City of Irvine leaders held a virtual town hall meeting with medical partners on May 14 to discuss COVID-19 and Irvine’s readiness to reopen in light of the transition into Stage 2. Participants included Mayor Christina L. Shea, Councilmember Farrah N. Khan, and representatives from UCI Health, OC Health Care Agency, Kaiser Permanente and Hoag.
Mayor Shea expressed her concern for Orange County’s recent increase in the number of cases, which jumped from 135 new cases a couple of days ago to around 229 new cases. In light of this, she asked, “What is attributing to this increase in the last few days?”
Medical professionals considered the relaxation of COVD-19 containment policies as a factor of the increased cases.
“Recently, we hit our apex for the highest number of ICU patients in the county. There’s no doubt in my mind that … the relaxation of some of the social distancing is probably playing a role,” Tod Newton, a doctor from Kaiser Permanente, said.
Another representative also pointed out that the past holiday has played a role in this increase as people visited their families and friends. Dr. Bernadette Boden-Albala, UCI Director and Founding Dean at UCI Public Health, also attributed the more populated beaches to the spring weather which brings people out of isolation.
The City Council received recurring questions about Irvine’s plan on implementing effective and safe COVID-19 testing sites. To this question, Councilmember Khan responded that the City of Irvine has approved a drive-thru PCR/ antigen testing that is effective May 26 and free for all Irvine residents including those without insurance. Mayor Shea noted that all businesses will need to test their employees as a safety measure.
The drive-thru antigen testing site plans to accept around 260 residents a day. If the numbers are more than predicted, a registration process will be put in place. In the case that the numbers exceed post-registration plans, then a four lane will be executed. Mayor Shea also urges residents to remember that this is a “one point in time test.”
UCI Public Health is collaborating with the OC Healthcare Agency.
“Undertaking a county wide surveillance study looking at antibodies of residents, 5,000 people, across Orange County that will begin in the next week or so,” Dr. Boden-Albala said.
According to Mayor Shea, the antibody test was approved, but has not yet received EUA temporary approval or FDA approval. The focus for Irvine remains on the antigen testing that will begin on May 26.
In order to better understand the difference between antibody and antigen testing, Dr. Newton explained in simple terms that antigen testing, which uses swabs either in the nose or the mouth, tests whether someone is infected with COVID-19 at the moment. The antibody test can test to see if a person was previously infected.
Irvine is preparing for a second wave by obtaining the necessary medical resources. Dr. Newton stated that the PPE stock is prepared for a second or even third surge. A number of ventilators were also obtained at Kaiser Permanente, and the situation is looking up for an appropriate response to a second wave.
In addition to the coming antigen testing site, the UCI Health representative mentioned other drive-thru testing facilities currently available in Irvine, many of which operate through UCI. UCI also provides medical resources for people to discuss their symptoms and concerns. At these UCI testing facilities, essential workers have the highest priority.
The importance of contact tracers was highlighted in the meeting because the decrease in COVID-19 cases requires extensive tracking, first tracking people who have the virus to eventually contact tracing the people they have been around and getting those people tested. It was mentioned that UCI Health has hired more contact tracers in anticipation for the higher demand in the future. UCI plans to have a 40 hour training in early July so that these students can eventually be hired by Orange County hospitals and testing facilities.
COVID-19 has forced counties and states to pivot from their original health care plans in response to the changes in the economy and social distancing policies.
“We’re going to be looking at a downturn in our economic forecast as we move forward the next very months,” Mayor Shea said.

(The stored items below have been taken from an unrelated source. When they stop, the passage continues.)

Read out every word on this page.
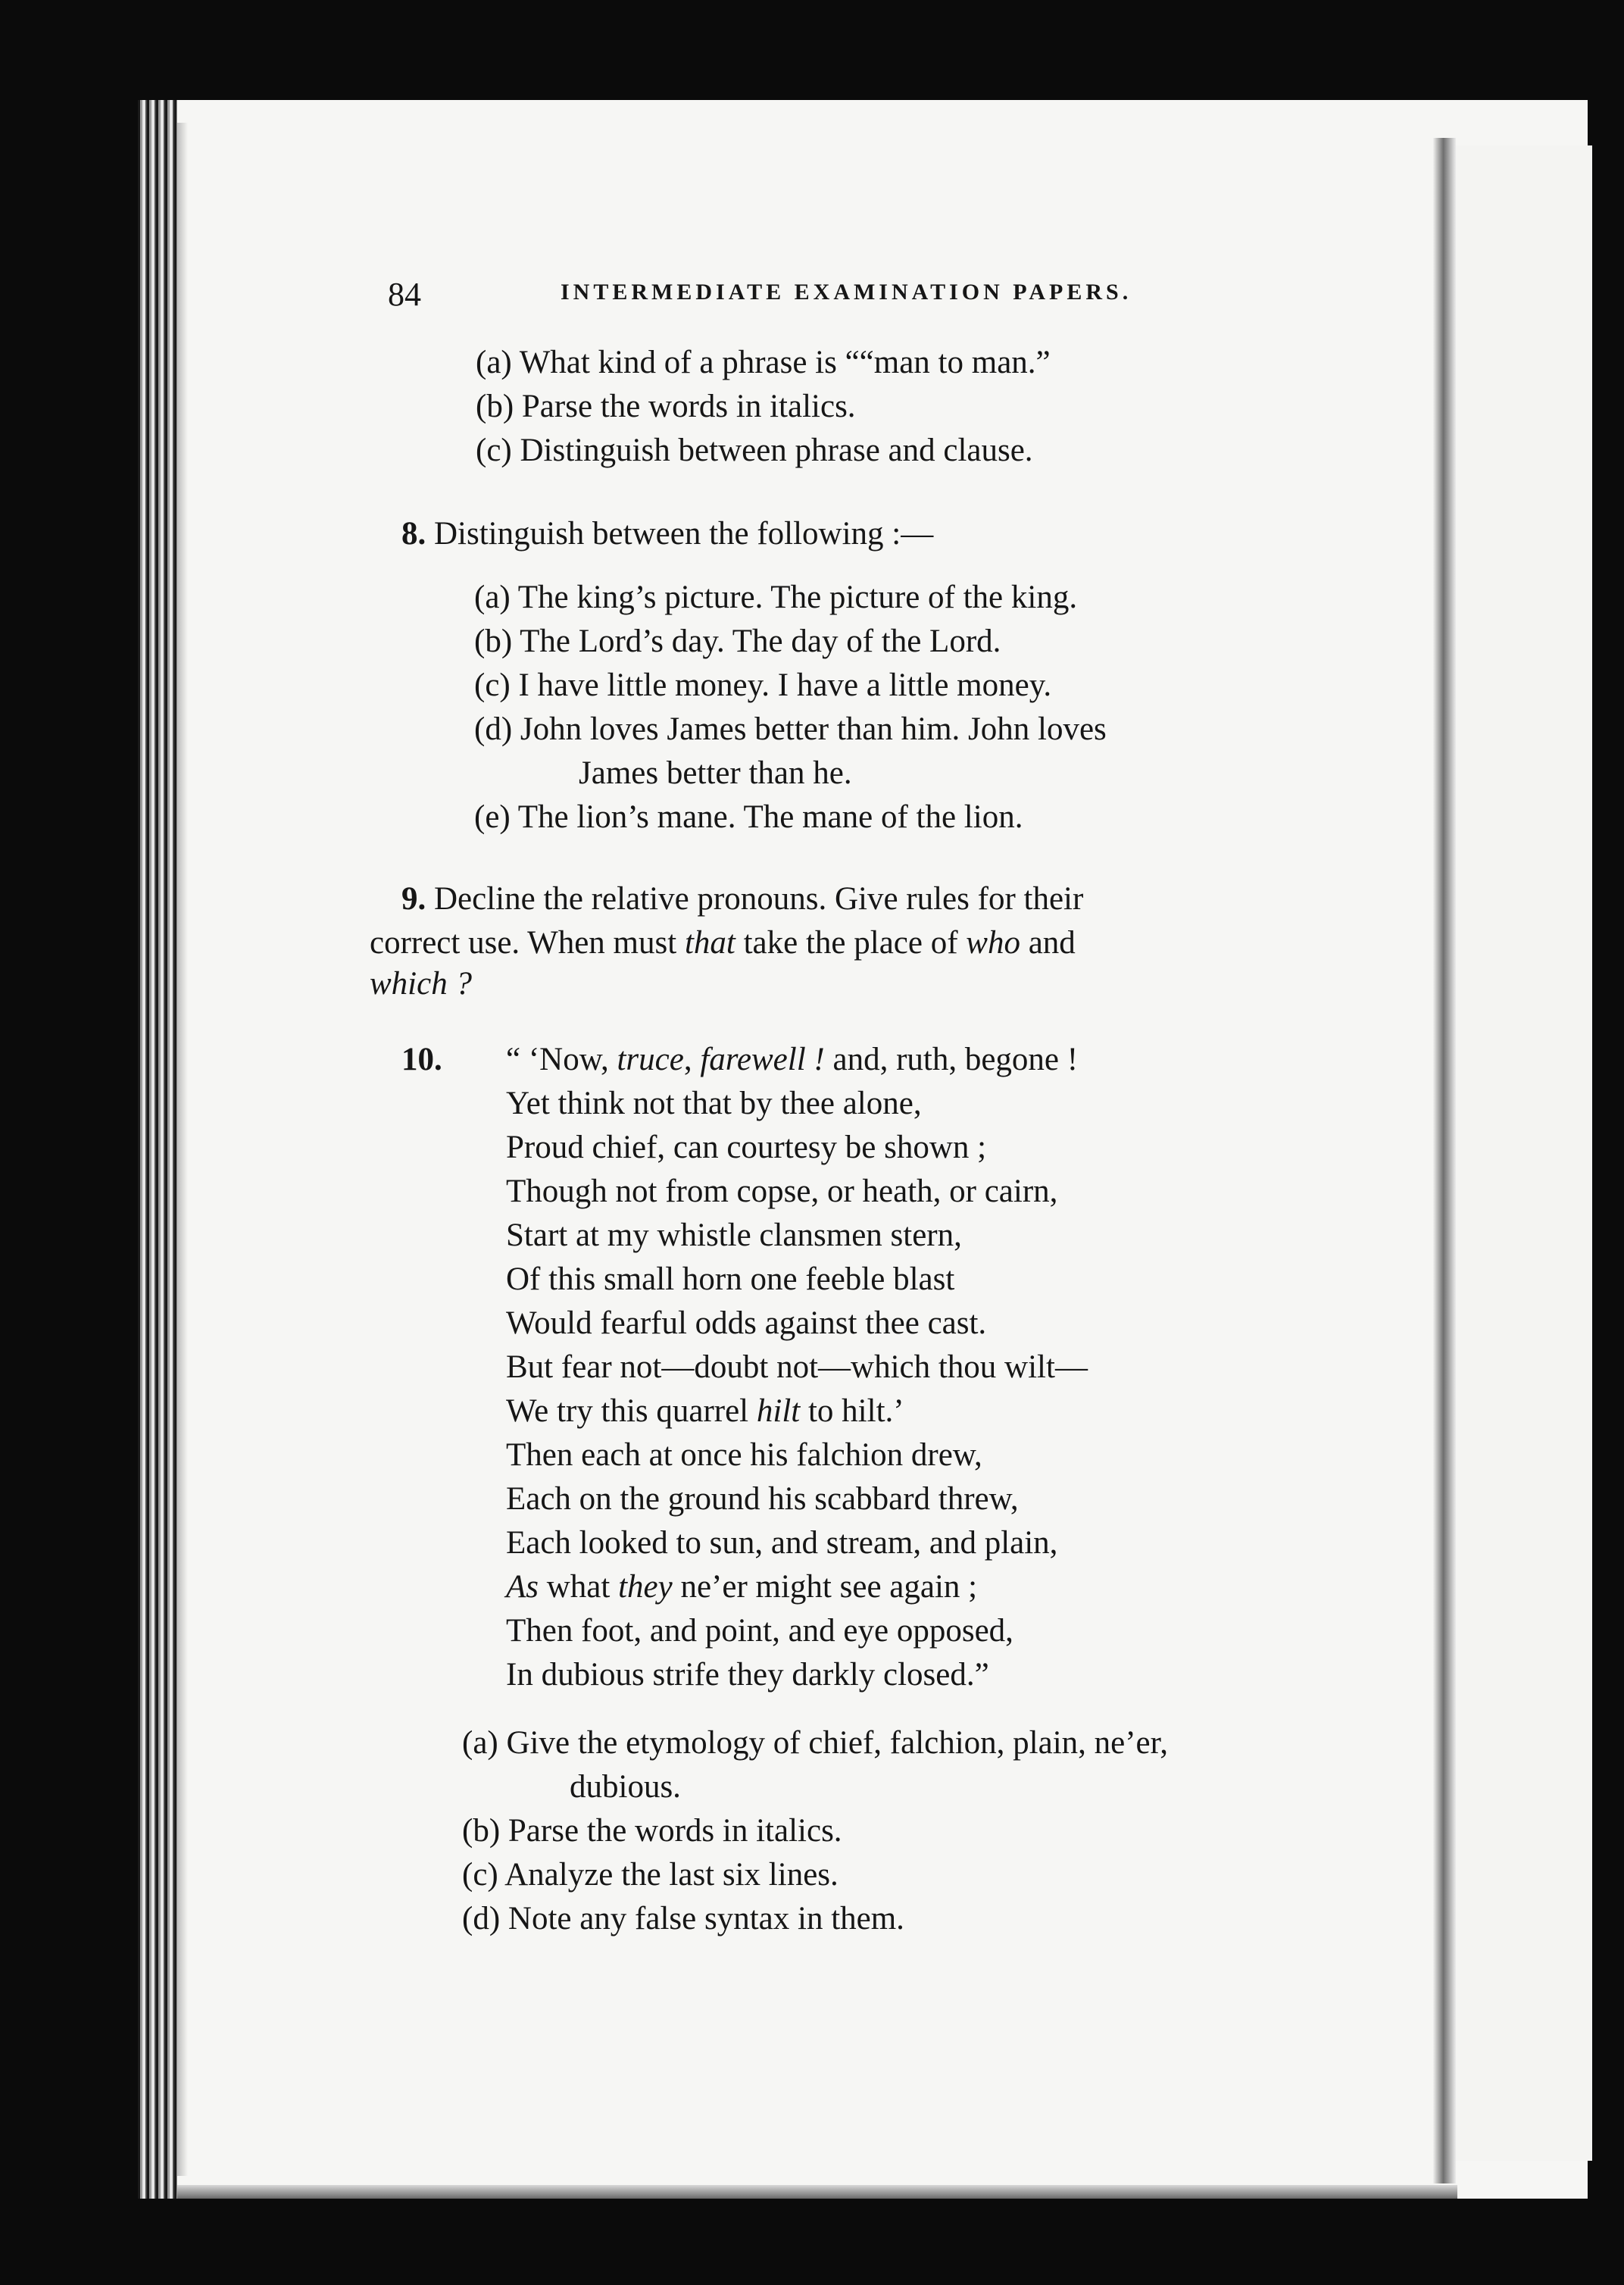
84	INTERMEDIATE EXAMINATION PAPERS.
(a) What kind of a phrase is ““man to man.”
(b) Parse the words in italics.
(c) Distinguish between phrase and clause.
8. Distinguish between the following :—
(a) The king’s picture. The picture of the king.
(b) The Lord’s day. The day of the Lord.
(c) I have little money. I have a little money.
(d) John loves James better than him. John loves
James better than he.
(e) The lion’s mane. The mane of the lion.
9. Decline the relative pronouns. Give rules for their
correct use. When must that take the place of who and
which ?
10. “ ‘Now, truce, farewell ! and, ruth, begone !
Yet think not that by thee alone,
Proud chief, can courtesy be shown ;
Though not from copse, or heath, or cairn,
Start at my whistle clansmen stern,
Of this small horn one feeble blast
Would fearful odds against thee cast.
But fear not—doubt not—which thou wilt—
We try this quarrel hilt to hilt.’
Then each at once his falchion drew,
Each on the ground his scabbard threw,
Each looked to sun, and stream, and plain,
As what they ne’er might see again ;
Then foot, and point, and eye opposed,
In dubious strife they darkly closed.”
(a) Give the etymology of chief, falchion, plain, ne’er,
dubious.
(b) Parse the words in italics.
(c) Analyze the last six lines.
(d) Note any false syntax in them.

In addition to the adaptations made in response to COVID-19, there has been an increased use of virtual medication, also known as tele-health communication. Tele-health communication allows medical visits to be conducted online in the comfort of one’s home, and it has seen a surge since COVID-19, though some patients still require in-person appointments.
“We’ve had great success with video and telephone appointments that our patients, by and large -not across the board- love it, and I think it’s here to stay in one way shape or form,” Dr. Newton said.
After thanking the special guests for their time and input, Mayor Shea gave the last few words to the community.
“Be safe and take care of yourselves. Let’s be kind to one another because we are all under a lot of stress. Thank you,” Mayor Shea said when she concluded the virtual town meeting.